Don Giovanni is one of
my favourite operas; I met it first through the splendidly-overblown
Joseph Losey film in the 1980s,
and have continued to enjoy it since.
Something I find in it, though, doesn't seem to have been talked about
much: the portrayed decay (both moral and effectual) of the old
aristocratic order. What does Don Ottavio plan to do when he is
brought, finally, to realise that the (maybe-)violator of his true
love and (certainly) murderer of her father is indeed Don Giovanni?
Will he run the scoundrel through? Will he denounce him to the world?
No, he will go away and call the authorities. He's a meek little man
thrust into the role of a noble knight, and it's just too big for him.
Meanwhile, Donna Anna's primary role is to put off Don Ottavio. "Just
give me one more year for my grief to run its course"… and naturally
we believe that she'll marry him after the year. Yes, of course we do.
Donna Elvira is the only one of the three "good" nobles to have a
spine of her own, and her future… her future is to immure herself in a
convent, where she will have no contact with or influence over the
world.
And Don Giovanni himself: his sin, in the end, is to be consistent. He
has chosen the role of the licentious nobleman, and he sticks with it
to the end. He is given every chance to break away, lastly by Elvira
and the Commendatore himself; he knows what will happen to him if he
carries on; but he is true to his course, and his reward is to be
dragged off to hell. And the Commendatore violates his hospitality
to do it! (Not that this necessarily occurred to da Ponte.)

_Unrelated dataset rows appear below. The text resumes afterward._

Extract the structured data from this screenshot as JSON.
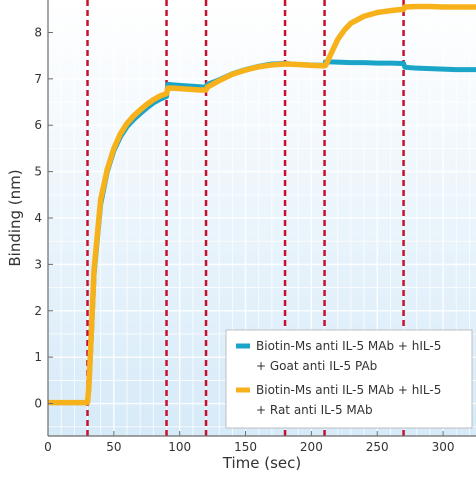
{
  "chart_data": {
    "type": "line",
    "xlabel": "Time (sec)",
    "ylabel": "Binding (nm)",
    "xlim": [
      0,
      325
    ],
    "ylim": [
      -0.7,
      8.7
    ],
    "x_ticks": [
      0,
      50,
      100,
      150,
      200,
      250,
      300
    ],
    "y_ticks": [
      0,
      1,
      2,
      3,
      4,
      5,
      6,
      7,
      8
    ],
    "grid": true,
    "background_gradient": [
      "#ffffff",
      "#d6eaf8"
    ],
    "step_markers": {
      "x": [
        30,
        90,
        120,
        180,
        210,
        270
      ],
      "color": "#c8102e"
    },
    "legend_position": "bottom-right",
    "series": [
      {
        "name_lines": [
          "Biotin-Ms anti IL-5 MAb + hIL-5",
          "+ Goat anti IL-5 PAb"
        ],
        "color": "#1aa5c8",
        "x": [
          0,
          30,
          31,
          33,
          35,
          38,
          40,
          45,
          50,
          55,
          60,
          65,
          70,
          75,
          80,
          85,
          90,
          91,
          95,
          100,
          105,
          110,
          115,
          120,
          121,
          130,
          140,
          150,
          160,
          170,
          180,
          190,
          200,
          210,
          211,
          220,
          230,
          240,
          250,
          260,
          270,
          271,
          280,
          290,
          300,
          310,
          320,
          325
        ],
        "y": [
          0.02,
          0.02,
          0.3,
          1.5,
          2.8,
          3.7,
          4.3,
          5.0,
          5.45,
          5.75,
          5.97,
          6.12,
          6.25,
          6.37,
          6.48,
          6.56,
          6.62,
          6.88,
          6.87,
          6.86,
          6.85,
          6.84,
          6.83,
          6.82,
          6.88,
          6.98,
          7.11,
          7.2,
          7.27,
          7.32,
          7.33,
          7.31,
          7.3,
          7.29,
          7.37,
          7.36,
          7.35,
          7.35,
          7.34,
          7.34,
          7.33,
          7.25,
          7.23,
          7.22,
          7.21,
          7.2,
          7.2,
          7.2
        ]
      },
      {
        "name_lines": [
          "Biotin-Ms anti IL-5 MAb + hIL-5",
          "+ Rat anti IL-5 MAb"
        ],
        "color": "#f7b21b",
        "x": [
          0,
          30,
          31,
          33,
          35,
          38,
          40,
          45,
          50,
          55,
          60,
          65,
          70,
          75,
          80,
          85,
          90,
          91,
          95,
          100,
          105,
          110,
          115,
          120,
          121,
          130,
          140,
          150,
          160,
          170,
          180,
          190,
          200,
          210,
          211,
          215,
          220,
          225,
          230,
          240,
          250,
          260,
          270,
          271,
          280,
          290,
          300,
          310,
          320,
          325
        ],
        "y": [
          0.02,
          0.02,
          0.35,
          1.6,
          2.9,
          3.8,
          4.4,
          5.05,
          5.5,
          5.82,
          6.04,
          6.2,
          6.33,
          6.45,
          6.55,
          6.63,
          6.68,
          6.8,
          6.8,
          6.79,
          6.78,
          6.77,
          6.76,
          6.76,
          6.82,
          6.96,
          7.1,
          7.19,
          7.26,
          7.3,
          7.32,
          7.31,
          7.29,
          7.28,
          7.3,
          7.55,
          7.85,
          8.05,
          8.2,
          8.35,
          8.43,
          8.47,
          8.5,
          8.55,
          8.56,
          8.56,
          8.55,
          8.55,
          8.55,
          8.55
        ]
      }
    ]
  }
}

This is the end of evildoers!
And the wicked die as they have lived!
But this is also the end of the aristocracy, and the good don't seem
to be in much better shape than the wicked.
Meanwhile below stairs, Leporello "wants to be a gentleman" but
clearly never will be – he's going straight back to the inn to find a
new boss – and Masetto has no respect for his "betters" at all. They
are the survivors; they are the future.